The personal injury discount rate was set at 2.5% back in 2001 by the then Lord Chancellor and has not been reviewed since, despite changes to the economic climate. APIL (Association of Personal Injury Lawyers) has been campaigning for a review.
The discount rate is applied to damages awarded in personal injury cases to account for the claimant being able to invest compensation and see a return on that investment through interest. In effect, when compensation awards are calculated, they are reduced to some extent to reflect this investment potential. APIL lodged a complaint with the Treasury Solicitor and threatened to commence proceedings for Judicial Review with regard to the Lord Chancellor's failure to undertake a review of the discount rate, which APIL deems to be unrealistic in today's economic climate. On 8 November, the Treasury Solicitor made a statement that 'The Lord Chancellor is prepared to undertake a review of the current discount rate, and will commence that review shortly'.
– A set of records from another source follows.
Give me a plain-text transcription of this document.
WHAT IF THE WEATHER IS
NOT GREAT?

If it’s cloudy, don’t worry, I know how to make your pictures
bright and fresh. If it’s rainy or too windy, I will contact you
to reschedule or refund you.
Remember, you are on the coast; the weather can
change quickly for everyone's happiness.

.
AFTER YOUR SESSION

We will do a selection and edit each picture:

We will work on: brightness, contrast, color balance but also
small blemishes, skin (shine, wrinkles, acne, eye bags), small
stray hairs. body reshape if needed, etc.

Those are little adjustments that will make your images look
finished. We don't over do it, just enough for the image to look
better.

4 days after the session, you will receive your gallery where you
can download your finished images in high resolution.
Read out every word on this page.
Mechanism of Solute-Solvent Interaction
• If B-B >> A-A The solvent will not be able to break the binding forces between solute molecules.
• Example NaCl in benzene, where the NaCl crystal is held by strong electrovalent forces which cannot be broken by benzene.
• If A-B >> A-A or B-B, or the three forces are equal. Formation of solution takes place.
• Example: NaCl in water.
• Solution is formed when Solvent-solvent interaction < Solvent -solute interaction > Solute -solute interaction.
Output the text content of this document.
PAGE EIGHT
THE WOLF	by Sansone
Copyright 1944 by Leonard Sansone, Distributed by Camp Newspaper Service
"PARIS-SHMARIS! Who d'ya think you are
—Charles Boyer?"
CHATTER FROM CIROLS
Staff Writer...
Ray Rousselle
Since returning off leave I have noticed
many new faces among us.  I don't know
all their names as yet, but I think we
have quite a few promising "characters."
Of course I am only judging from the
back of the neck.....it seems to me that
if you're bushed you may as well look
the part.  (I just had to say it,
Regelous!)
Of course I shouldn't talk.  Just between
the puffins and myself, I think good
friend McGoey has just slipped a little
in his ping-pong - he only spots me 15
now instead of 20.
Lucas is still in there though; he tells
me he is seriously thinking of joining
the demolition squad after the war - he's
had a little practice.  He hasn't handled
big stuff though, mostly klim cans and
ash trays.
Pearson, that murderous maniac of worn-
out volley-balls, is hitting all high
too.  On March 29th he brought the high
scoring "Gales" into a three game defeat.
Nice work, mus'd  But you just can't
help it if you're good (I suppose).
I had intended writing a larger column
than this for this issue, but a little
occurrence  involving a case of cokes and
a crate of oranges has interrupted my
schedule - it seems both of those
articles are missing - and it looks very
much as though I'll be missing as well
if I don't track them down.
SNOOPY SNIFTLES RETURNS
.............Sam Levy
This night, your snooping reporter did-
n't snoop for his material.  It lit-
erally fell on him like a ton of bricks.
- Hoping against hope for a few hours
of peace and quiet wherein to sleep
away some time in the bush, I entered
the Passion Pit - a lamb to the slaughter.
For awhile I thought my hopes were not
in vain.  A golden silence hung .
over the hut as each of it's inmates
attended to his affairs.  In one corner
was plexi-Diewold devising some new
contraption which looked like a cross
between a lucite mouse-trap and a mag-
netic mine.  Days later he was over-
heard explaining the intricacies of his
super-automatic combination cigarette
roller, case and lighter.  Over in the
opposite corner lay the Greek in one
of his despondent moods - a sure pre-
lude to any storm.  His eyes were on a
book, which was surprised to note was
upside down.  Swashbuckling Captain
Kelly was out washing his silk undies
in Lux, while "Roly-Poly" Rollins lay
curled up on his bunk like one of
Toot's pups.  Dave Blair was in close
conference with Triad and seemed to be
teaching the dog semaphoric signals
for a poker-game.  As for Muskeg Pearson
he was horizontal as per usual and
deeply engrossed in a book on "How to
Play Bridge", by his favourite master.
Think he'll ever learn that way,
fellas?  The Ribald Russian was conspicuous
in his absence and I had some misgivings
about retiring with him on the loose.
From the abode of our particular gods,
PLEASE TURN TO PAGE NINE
The rate was set at 2.5% in 2001 with reference to yields generated by index-linked government stock (ILGS). However the problem is that yields from ILGS have declined steadily, meaning that in reality, it is extremely difficult for claimants to achieve anything close to a 2.5% return on damages invested. In turn, this means that compensation awards for future losses have been and are being too heavily discounted and consequently fall short in terms of the heads of loss they were awarded or agreed for.
APIL President, Muiris Lyons, has said: “For years now, injured people have been undercompensated because of the previous Government’s failure to review the discount rate in light of economic changes. Our hope now is that the Lord Chancellor’s review proceeds quickly and redresses this imbalance which has had such an impact on injured people for so long."